Il Maggio di Accettura: da "incantesimo agrario" a identità collettiva di un popolo

Prima dell'esodo dalle campagne ciascuna categoria esercitava un ruolo specifico: il trasporto degli alberi era gestito dai “Massari” organizzati in genere per contrade, allora tutte densamente popolate; e per il “Maggio” vigeva il privilegio dei proprietari terrieri di maggior prestigio. Era la festa dei “Massari”, momento competitivo e di affermazione di sé e della contrada.

Per la “Cima” provvedevano i braccianti contadini, trasportandola sulle spalle lungo il tratturo che da Gallipoli, per San Nicola, scendeva alla Salandrella di Ermoli. E la salita per raggiungere il paese era veramente dura e ci volevano soste, fiaschi di vino, sollecitazioni di zampogne e canti. E tutto si svolgeva in modo composto, con limitati spettatori. Le donne a seguire con le provviste, ad imbandire tavolate al fresco e tra l'erba.  Una diversa realtà si vive nel nostro tempo e non esistono differenze di classe e di sesso.

 il “Maggio di Accettura” non esprime più l'autentico mondo agreste, le ansie, le aspettative, la gioia del risveglio primaverile dei contadini. L'emigrazione e l'esodo dalle campagne, già negli anni sessanta, sembrava aver sottratto base sociale al processo festivo. Tuttavia, grazie all'impegno innovativo di una rinnovata procura, al ritorno dei primi emigranti per l'occasione e all'emergere di nuovi  protagonisti (esemplare il mitico Zizilone), il “Maggio” riprese vigore e sorse a nuova vita. La riscoperta dell'evento, poi, dell'antropologo Bronzini, nel 1969, diede un tale impulso culturale da varcare i confini geografici, attirando artisti e studiosi di diverso orientamento e tecniche espressive, che hanno arricchito l'ampia letteratura  di nuove interpretazioni e testimonianze, tanto diffuse da essere inclusa dall'UNESCO tra le 47 fra le più belle “Fetes du Soleil”. Le sue ricerche sul campo furono per noi la riscoperta del valore della nostra tradizione; la partecipazione di tanti e tanti giovani, residenti e non, di ogni età, hanno infuso nuova anima alla festa sulle ceneri delle motivazioni originarie. La sua vitalità si è rafforzata nella nuova funzione di coesione sociale, di radice identitaria; espressione di una particolare storia umana di comunità di emigranti, che trova nel “Maggio di San Giuliano” la metafora per trasmetterla alle nuove generazioni.
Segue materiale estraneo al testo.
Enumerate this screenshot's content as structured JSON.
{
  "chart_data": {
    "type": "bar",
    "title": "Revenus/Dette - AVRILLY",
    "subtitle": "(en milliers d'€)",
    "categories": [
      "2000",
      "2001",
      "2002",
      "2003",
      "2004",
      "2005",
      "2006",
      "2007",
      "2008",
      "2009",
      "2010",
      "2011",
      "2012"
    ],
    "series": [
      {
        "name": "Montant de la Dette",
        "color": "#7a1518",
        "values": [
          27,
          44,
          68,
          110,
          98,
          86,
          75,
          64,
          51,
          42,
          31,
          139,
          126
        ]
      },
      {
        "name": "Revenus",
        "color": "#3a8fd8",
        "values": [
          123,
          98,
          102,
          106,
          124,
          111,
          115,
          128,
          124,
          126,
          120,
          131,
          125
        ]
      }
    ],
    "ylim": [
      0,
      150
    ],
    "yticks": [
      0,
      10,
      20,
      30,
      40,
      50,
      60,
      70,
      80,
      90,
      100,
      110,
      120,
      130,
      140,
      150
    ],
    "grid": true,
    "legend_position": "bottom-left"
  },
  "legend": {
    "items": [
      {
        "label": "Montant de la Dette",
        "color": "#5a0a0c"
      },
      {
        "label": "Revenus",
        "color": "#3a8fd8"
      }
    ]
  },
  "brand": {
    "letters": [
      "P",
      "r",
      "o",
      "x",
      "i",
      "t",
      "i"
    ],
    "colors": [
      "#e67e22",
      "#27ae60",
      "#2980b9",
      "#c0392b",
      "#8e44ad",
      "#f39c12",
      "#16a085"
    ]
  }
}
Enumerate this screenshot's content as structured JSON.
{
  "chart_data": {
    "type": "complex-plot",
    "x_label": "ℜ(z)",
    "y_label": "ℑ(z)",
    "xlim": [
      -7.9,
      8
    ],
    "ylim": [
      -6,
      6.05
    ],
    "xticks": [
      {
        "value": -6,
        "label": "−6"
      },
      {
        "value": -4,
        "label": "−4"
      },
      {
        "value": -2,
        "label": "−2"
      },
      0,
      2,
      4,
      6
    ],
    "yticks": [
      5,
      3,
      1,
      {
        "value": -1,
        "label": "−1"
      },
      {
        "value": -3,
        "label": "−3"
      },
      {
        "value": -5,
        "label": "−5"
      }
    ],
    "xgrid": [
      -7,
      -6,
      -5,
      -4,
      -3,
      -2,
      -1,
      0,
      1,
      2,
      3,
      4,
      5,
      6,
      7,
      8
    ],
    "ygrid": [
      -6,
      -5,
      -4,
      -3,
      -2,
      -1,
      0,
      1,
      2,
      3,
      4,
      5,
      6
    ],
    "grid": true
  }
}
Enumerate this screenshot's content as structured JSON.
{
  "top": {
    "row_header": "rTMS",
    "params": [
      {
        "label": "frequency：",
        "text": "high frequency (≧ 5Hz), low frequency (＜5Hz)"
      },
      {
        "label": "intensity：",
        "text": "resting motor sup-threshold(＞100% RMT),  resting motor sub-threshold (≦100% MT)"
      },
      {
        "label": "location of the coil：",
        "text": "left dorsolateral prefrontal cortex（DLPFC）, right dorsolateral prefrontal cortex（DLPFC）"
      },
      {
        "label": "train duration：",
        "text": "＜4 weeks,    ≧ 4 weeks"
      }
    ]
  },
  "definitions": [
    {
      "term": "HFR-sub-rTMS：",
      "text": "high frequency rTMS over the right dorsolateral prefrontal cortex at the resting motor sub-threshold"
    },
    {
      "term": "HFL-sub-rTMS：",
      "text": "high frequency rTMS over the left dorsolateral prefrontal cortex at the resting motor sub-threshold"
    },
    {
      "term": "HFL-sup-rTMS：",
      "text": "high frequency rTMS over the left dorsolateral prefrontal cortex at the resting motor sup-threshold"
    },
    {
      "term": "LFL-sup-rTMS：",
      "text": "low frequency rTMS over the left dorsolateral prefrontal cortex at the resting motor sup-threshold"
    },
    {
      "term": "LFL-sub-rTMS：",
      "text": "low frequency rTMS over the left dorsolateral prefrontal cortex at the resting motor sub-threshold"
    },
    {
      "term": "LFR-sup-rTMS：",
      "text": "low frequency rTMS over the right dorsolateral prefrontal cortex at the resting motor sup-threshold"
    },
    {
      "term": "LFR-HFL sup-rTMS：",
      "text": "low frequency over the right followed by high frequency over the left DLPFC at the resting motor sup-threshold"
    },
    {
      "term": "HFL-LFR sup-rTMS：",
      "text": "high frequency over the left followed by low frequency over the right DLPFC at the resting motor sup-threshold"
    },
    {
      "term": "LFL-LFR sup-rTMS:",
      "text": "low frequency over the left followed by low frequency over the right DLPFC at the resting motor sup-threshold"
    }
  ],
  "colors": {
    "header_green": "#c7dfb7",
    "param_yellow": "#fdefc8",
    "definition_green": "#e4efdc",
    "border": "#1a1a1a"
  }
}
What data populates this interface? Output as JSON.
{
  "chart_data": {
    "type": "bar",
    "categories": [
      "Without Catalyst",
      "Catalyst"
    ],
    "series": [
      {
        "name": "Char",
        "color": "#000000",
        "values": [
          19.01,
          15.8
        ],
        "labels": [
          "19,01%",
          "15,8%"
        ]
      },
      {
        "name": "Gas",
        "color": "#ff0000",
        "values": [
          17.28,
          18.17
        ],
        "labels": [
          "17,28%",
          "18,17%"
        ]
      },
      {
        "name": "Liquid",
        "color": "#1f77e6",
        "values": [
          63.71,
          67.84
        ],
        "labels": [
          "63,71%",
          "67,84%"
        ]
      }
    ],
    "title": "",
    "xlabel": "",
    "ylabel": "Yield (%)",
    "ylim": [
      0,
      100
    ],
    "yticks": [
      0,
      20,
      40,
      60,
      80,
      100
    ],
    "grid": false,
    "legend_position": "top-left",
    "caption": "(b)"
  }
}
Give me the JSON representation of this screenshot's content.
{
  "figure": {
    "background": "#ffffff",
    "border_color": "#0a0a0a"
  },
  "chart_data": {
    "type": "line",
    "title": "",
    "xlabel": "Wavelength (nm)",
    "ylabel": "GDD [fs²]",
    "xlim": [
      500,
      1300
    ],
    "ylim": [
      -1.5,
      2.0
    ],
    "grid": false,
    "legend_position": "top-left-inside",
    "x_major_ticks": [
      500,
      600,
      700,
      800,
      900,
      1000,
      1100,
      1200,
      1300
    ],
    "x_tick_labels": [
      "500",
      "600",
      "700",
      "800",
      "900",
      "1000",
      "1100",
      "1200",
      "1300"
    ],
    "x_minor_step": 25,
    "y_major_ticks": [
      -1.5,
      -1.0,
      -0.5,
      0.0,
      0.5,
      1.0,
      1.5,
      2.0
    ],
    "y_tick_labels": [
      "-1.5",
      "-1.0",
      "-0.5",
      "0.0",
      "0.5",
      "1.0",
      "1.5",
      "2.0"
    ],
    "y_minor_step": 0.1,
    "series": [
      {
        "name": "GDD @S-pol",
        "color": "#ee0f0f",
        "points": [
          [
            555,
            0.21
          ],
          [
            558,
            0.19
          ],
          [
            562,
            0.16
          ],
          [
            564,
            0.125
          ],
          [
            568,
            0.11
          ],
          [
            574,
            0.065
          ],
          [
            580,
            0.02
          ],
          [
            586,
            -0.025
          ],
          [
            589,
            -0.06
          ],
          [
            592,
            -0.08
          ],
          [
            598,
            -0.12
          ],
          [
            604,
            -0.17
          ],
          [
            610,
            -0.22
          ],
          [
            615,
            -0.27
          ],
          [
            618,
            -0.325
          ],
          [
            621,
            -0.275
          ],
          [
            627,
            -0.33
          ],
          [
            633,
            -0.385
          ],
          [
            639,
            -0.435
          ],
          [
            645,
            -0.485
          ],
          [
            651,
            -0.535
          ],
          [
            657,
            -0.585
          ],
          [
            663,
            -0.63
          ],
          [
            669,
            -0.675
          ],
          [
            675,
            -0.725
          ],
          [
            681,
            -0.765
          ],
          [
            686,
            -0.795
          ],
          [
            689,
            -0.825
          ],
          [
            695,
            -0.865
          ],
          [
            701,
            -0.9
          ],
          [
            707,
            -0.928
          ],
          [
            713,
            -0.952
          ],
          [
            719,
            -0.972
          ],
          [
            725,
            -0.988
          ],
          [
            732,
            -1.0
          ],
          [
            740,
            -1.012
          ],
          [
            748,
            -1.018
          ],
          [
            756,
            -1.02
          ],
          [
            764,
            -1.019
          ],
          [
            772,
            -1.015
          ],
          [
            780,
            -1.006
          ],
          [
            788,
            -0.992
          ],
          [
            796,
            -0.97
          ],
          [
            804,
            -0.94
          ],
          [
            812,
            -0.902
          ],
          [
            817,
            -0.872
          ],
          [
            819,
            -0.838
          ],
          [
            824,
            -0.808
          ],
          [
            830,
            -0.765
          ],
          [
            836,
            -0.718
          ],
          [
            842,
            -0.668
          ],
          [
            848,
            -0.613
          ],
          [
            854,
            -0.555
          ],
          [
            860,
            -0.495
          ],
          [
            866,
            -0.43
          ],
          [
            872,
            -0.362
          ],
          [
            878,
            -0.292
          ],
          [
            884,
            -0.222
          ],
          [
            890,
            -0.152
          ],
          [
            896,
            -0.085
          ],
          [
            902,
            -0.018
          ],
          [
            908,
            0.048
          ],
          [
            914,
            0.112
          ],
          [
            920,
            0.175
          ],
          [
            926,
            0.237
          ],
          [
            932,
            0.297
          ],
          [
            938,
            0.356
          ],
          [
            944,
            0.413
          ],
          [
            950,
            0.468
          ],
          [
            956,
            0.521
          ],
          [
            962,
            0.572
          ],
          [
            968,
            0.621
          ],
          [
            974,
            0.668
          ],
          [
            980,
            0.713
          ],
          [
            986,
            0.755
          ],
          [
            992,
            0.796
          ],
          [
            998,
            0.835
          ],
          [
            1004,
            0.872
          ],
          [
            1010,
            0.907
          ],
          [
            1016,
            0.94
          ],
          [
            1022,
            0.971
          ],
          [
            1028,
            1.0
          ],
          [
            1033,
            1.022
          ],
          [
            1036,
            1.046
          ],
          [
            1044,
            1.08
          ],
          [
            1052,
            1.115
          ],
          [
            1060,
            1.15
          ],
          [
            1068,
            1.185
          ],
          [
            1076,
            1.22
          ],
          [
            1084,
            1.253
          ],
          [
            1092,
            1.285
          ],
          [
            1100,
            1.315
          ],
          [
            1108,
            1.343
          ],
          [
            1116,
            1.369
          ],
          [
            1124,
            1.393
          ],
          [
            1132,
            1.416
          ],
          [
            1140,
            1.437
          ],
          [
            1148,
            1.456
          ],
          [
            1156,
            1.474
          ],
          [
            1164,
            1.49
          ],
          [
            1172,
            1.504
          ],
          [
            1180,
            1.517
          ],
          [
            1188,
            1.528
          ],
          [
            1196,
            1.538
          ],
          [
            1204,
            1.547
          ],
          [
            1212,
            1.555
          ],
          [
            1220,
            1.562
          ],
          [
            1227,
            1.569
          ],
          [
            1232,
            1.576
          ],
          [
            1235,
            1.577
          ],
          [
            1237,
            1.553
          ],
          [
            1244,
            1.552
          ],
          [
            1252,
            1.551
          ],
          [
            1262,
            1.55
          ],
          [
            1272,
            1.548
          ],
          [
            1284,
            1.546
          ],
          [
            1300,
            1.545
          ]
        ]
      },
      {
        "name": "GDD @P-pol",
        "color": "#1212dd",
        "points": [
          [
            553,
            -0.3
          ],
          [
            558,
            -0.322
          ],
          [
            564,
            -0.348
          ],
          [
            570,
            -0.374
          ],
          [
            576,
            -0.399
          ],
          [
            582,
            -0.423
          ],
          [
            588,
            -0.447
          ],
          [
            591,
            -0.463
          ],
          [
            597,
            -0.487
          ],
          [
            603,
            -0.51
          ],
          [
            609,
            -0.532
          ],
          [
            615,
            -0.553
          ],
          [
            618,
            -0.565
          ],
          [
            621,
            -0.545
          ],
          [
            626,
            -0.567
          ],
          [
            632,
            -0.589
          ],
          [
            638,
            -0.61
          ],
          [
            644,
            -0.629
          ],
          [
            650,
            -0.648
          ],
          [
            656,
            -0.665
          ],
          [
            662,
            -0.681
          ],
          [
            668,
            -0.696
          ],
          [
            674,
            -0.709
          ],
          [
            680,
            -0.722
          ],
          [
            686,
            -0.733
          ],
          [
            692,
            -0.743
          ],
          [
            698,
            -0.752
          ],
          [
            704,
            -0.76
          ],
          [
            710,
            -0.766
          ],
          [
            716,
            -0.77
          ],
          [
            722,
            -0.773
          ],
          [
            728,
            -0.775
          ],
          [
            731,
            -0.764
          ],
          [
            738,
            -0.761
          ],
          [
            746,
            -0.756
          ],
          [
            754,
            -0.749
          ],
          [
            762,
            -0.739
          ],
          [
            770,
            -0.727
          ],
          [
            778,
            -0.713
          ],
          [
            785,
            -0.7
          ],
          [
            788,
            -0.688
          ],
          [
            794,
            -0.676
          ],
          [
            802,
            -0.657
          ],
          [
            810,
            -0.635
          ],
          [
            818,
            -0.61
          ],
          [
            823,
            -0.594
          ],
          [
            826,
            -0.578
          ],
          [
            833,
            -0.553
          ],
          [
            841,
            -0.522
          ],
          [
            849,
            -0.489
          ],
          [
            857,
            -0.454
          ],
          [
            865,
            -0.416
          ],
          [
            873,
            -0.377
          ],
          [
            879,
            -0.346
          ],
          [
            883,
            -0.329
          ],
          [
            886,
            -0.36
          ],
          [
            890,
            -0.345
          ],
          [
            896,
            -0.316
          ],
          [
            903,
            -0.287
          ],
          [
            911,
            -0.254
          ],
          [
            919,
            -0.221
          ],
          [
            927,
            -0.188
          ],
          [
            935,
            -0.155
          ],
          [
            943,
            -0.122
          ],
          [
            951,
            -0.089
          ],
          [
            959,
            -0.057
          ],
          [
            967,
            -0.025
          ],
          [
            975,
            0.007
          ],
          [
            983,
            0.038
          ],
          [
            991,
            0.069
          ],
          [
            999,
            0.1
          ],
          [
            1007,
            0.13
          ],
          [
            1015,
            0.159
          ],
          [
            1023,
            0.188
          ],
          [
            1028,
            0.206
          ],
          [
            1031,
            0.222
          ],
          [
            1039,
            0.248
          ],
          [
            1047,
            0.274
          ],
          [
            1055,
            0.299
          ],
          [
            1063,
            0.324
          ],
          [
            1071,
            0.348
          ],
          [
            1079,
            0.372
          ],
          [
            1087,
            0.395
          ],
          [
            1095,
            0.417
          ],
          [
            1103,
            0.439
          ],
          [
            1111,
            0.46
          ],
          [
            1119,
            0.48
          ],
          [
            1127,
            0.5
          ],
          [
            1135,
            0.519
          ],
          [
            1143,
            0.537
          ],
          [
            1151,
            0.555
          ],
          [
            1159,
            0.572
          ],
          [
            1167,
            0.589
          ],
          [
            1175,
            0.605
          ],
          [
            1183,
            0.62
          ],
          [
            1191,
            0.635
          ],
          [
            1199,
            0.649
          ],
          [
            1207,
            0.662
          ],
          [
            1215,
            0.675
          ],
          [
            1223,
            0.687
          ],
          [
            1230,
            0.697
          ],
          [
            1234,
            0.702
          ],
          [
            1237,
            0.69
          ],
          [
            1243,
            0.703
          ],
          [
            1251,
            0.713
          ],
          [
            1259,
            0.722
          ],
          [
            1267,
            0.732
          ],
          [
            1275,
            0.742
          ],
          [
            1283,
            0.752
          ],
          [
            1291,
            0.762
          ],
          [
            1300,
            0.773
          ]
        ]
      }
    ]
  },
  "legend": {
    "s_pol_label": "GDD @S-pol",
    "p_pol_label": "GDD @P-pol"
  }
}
E l'esuberanza dei giovani, che segnano il passaggio da un rituale di “incantesimo agrario” a quello prevalente di spettacolo popolare, va considerata come evoluzione naturale della festa e libera espressione di stati d'animo autentici dei nuovi tempi.  Oggi constatiamo una carica spettacolare e di protagonismo che si manifestano  nei diversi momenti dello sviluppo festivo. Il Bronzini, già nel 78 aveva constatato una certa “carica carnevalesca del rito” che i vecchi contadini esprimevano con “più composto ballo simbolico” : ”Non dobbiamo dolercene, osservava, né si può, ammesso che si voglia, regolare la dinamica di una cultura viva, alimentata da germi antichissimi, sopiti e risvegliati”... Ciò che conta “non è l'agonismo individuale...” “è quanto la festa va guadagnando con la partecipazione dei giovani.(Accettura, il contadino, l'albero , il Santo- p.114 – Congedo) Ed in effetti oggi i giovani di ogni età sono i veri promotori e protagonisti dell'evento.